Monday, January 26, 2015

What to Expect: Postpartum Sex

Before our baby was born, sex was part of my daily routine, even throughout the pregnancy. As something important to myself and my husband, we were anxious to know when things get back to normal – at least in that regard.

Everywhere I read, people said: six weeks. If you feel like it, earlier is okay.

I felt like this was a little dodgy. I would have been okay with sex – at least emotionally – the day after labour. Physically, no, but if it was supposed to be determined by whether or not I felt like sex, it should be safe.


My husband, thinking that a week or a few days earlier would be fine, asked my lactation consultant what she recommended. She said twelve weeks would be ideal; the body takes awhile to heal. Even though the usual recommendation is six weeks, she said some women are still bleeding by that point, and that means you risk infection. I expected my husband to protest, after she left, but instead he said: “I can wait twelve weeks if that's best for you.”

So we did. And, I must say, I did need that time. Even now, I can still feel that my body isn't fully recovered, but waiting that long gave me the time to prepare my body and my mind.

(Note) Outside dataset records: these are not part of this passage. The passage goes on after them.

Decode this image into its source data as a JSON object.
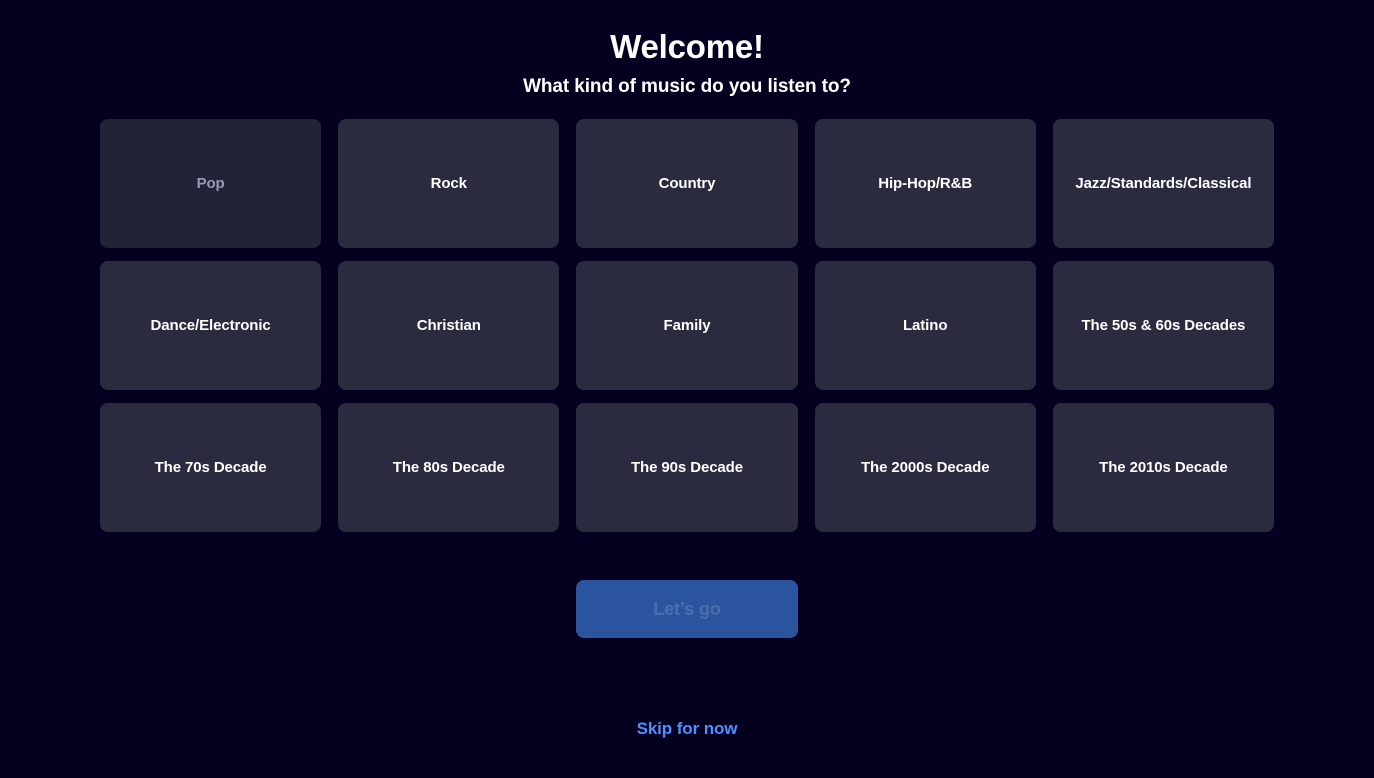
{
  "header": {
    "title": "Welcome!",
    "subtitle": "What kind of music do you listen to?"
  },
  "genres": [
    {
      "label": "Pop",
      "state": "active"
    },
    {
      "label": "Rock",
      "state": "normal"
    },
    {
      "label": "Country",
      "state": "normal"
    },
    {
      "label": "Hip-Hop/R&B",
      "state": "normal"
    },
    {
      "label": "Jazz/Standards/Classical",
      "state": "normal"
    },
    {
      "label": "Dance/Electronic",
      "state": "normal"
    },
    {
      "label": "Christian",
      "state": "normal"
    },
    {
      "label": "Family",
      "state": "normal"
    },
    {
      "label": "Latino",
      "state": "normal"
    },
    {
      "label": "The 50s & 60s Decades",
      "state": "normal"
    },
    {
      "label": "The 70s Decade",
      "state": "normal"
    },
    {
      "label": "The 80s Decade",
      "state": "normal"
    },
    {
      "label": "The 90s Decade",
      "state": "normal"
    },
    {
      "label": "The 2000s Decade",
      "state": "normal"
    },
    {
      "label": "The 2010s Decade",
      "state": "normal"
    }
  ],
  "actions": {
    "submit_label": "Let’s go",
    "skip_label": "Skip for now"
  },
  "colors": {
    "page_background": "#060020",
    "card_background": "#2b2b3f",
    "card_background_active": "#232338",
    "card_text": "#ffffff",
    "card_text_active": "#9a9ab0",
    "button_background": "#2a549d",
    "button_text": "#4a6fae",
    "link_text": "#4d90fe"
  }
}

Would I recommend waiting longer? Not really – unless yours is a special case of extended recovery or your husband isn't interested. Husbands really need that connection, and you having it again is also healthy for you. It is something that the two of you share that the baby doesn't have a part of (though the little one may interrupt), and it is something from the life before baby that can reassure you that not everything changed. It's a little normalcy.

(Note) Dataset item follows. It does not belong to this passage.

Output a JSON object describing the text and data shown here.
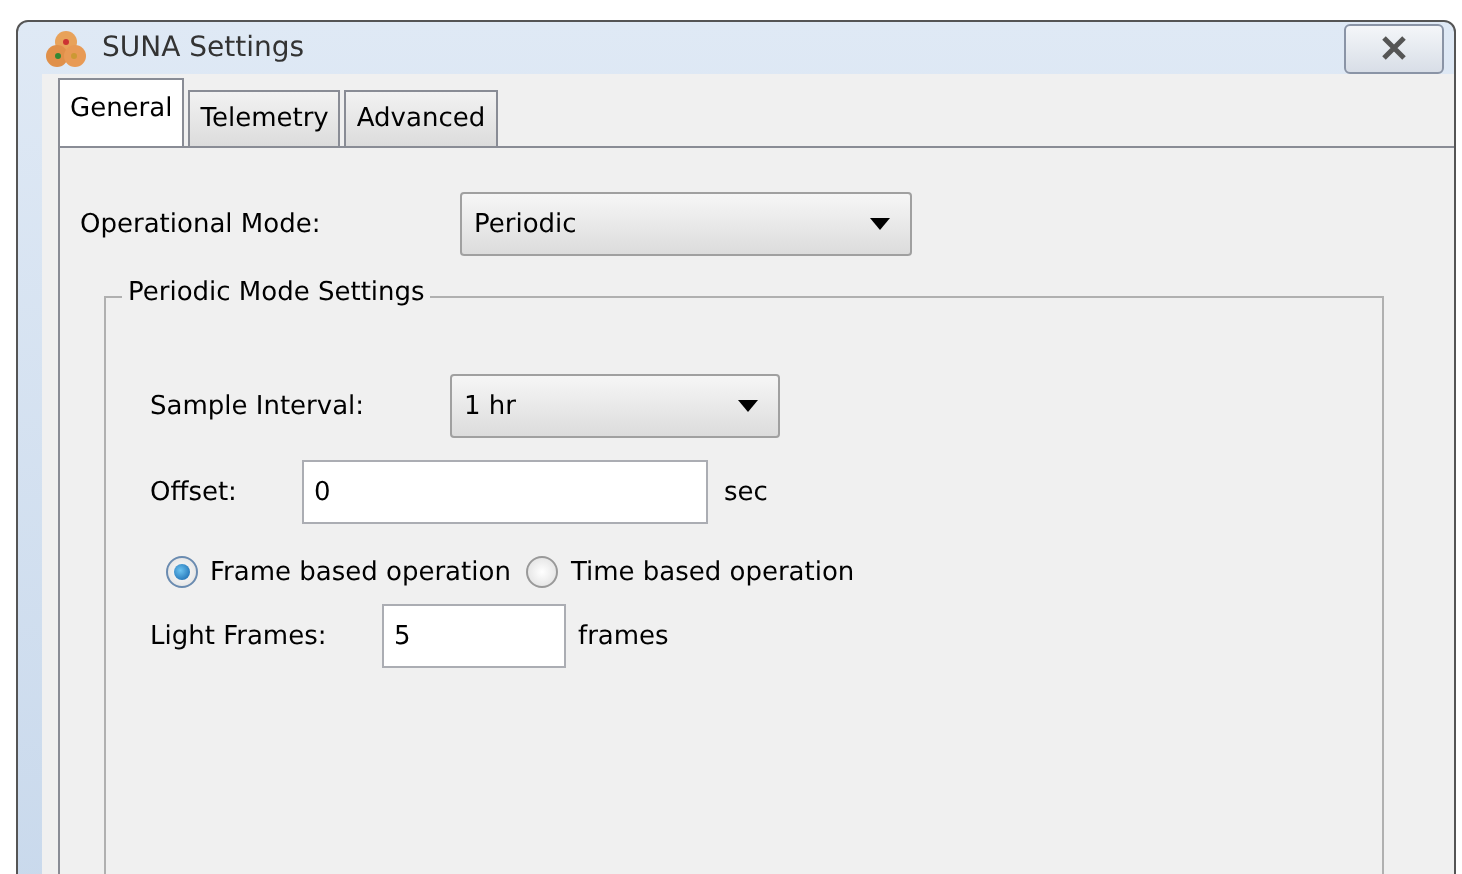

What should you expect, post-baby?

Expect a little pain. If you wait twelve weeks, you can avoid a lot of pain. It's not like virgin sex, though it is similar to the feeling of having sex when you're too dry. Use lots of lube and take things slowly.

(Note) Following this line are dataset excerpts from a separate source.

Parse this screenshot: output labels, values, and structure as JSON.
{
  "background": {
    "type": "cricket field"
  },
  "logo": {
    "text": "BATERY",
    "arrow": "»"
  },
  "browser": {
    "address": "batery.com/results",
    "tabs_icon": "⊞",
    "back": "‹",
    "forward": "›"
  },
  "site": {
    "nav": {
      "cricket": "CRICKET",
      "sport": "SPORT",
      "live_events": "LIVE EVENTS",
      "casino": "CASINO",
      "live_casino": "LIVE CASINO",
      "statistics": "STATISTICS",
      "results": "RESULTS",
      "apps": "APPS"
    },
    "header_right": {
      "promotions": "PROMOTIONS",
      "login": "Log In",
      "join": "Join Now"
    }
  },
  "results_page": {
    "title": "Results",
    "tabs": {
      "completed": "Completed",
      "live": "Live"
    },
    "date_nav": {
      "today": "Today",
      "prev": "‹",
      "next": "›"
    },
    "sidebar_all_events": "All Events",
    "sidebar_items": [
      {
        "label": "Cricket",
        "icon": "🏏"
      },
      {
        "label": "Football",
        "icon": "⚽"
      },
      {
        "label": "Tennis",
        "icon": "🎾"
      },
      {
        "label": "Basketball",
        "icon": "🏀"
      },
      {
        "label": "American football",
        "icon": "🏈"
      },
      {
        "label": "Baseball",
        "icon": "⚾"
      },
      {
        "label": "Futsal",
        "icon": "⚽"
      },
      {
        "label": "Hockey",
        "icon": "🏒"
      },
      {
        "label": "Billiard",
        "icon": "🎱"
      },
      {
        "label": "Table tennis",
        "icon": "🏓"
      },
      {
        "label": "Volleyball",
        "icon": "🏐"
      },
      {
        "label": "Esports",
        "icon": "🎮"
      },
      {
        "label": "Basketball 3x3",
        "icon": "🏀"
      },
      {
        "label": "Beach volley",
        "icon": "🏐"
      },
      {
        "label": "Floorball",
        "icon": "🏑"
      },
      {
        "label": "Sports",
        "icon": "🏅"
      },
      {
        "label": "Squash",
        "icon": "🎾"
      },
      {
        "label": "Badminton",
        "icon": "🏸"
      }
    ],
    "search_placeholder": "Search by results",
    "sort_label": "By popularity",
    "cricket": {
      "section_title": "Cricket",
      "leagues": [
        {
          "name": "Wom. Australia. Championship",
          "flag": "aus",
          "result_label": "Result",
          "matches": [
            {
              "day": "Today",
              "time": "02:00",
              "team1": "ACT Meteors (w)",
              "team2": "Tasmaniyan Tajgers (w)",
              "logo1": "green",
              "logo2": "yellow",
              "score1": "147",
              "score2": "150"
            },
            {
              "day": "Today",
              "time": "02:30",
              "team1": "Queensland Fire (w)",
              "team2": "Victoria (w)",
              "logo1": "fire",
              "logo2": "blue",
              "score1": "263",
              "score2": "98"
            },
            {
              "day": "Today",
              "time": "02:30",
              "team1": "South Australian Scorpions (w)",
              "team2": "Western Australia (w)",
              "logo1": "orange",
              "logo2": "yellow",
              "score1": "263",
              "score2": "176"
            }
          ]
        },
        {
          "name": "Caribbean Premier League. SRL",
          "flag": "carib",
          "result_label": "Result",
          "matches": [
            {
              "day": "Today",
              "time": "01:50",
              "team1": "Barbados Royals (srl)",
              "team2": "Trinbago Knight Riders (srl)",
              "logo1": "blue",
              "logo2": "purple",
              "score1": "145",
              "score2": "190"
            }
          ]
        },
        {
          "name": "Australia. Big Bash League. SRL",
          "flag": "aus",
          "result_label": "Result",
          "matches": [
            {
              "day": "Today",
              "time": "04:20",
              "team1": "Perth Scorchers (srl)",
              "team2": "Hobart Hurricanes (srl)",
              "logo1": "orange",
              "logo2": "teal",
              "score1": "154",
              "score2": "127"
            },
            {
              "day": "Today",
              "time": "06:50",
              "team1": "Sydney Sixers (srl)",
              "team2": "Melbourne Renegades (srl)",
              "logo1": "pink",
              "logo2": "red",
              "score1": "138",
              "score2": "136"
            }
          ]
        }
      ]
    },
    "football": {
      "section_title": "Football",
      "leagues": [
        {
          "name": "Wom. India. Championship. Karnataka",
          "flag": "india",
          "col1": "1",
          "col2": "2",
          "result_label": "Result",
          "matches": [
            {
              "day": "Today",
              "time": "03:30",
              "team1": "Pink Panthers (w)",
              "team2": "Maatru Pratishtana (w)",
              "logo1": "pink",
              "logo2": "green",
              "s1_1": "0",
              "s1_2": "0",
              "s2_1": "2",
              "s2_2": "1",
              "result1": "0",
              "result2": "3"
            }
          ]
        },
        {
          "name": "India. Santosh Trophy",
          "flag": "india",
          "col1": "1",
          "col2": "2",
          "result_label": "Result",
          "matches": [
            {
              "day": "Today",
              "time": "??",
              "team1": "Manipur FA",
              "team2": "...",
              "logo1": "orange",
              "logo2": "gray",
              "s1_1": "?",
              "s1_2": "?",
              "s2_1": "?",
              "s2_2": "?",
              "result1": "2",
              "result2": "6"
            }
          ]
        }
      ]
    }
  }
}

Don't get angry if the baby interrupts. Some people say to hire a babysitter, but many of us won't take that step. Pick a time when your baby is settled for awhile and go for it. If you're interrupted, take care of the baby and try again.

Don't focus on how it feels different, because it probably doesn't feel as different as you think; it's been too long for you to remember that many details. Let it be new and different – something to rediscover.

Don't over think it. Talk about it with your spouse – before, during, and after the act. This will ease tension, letting you talk through your fears and what you're feeling. Don't expect it to be full speed right away. Make an effort to please your husband – it will take your mind off yourself, which is the point anyway.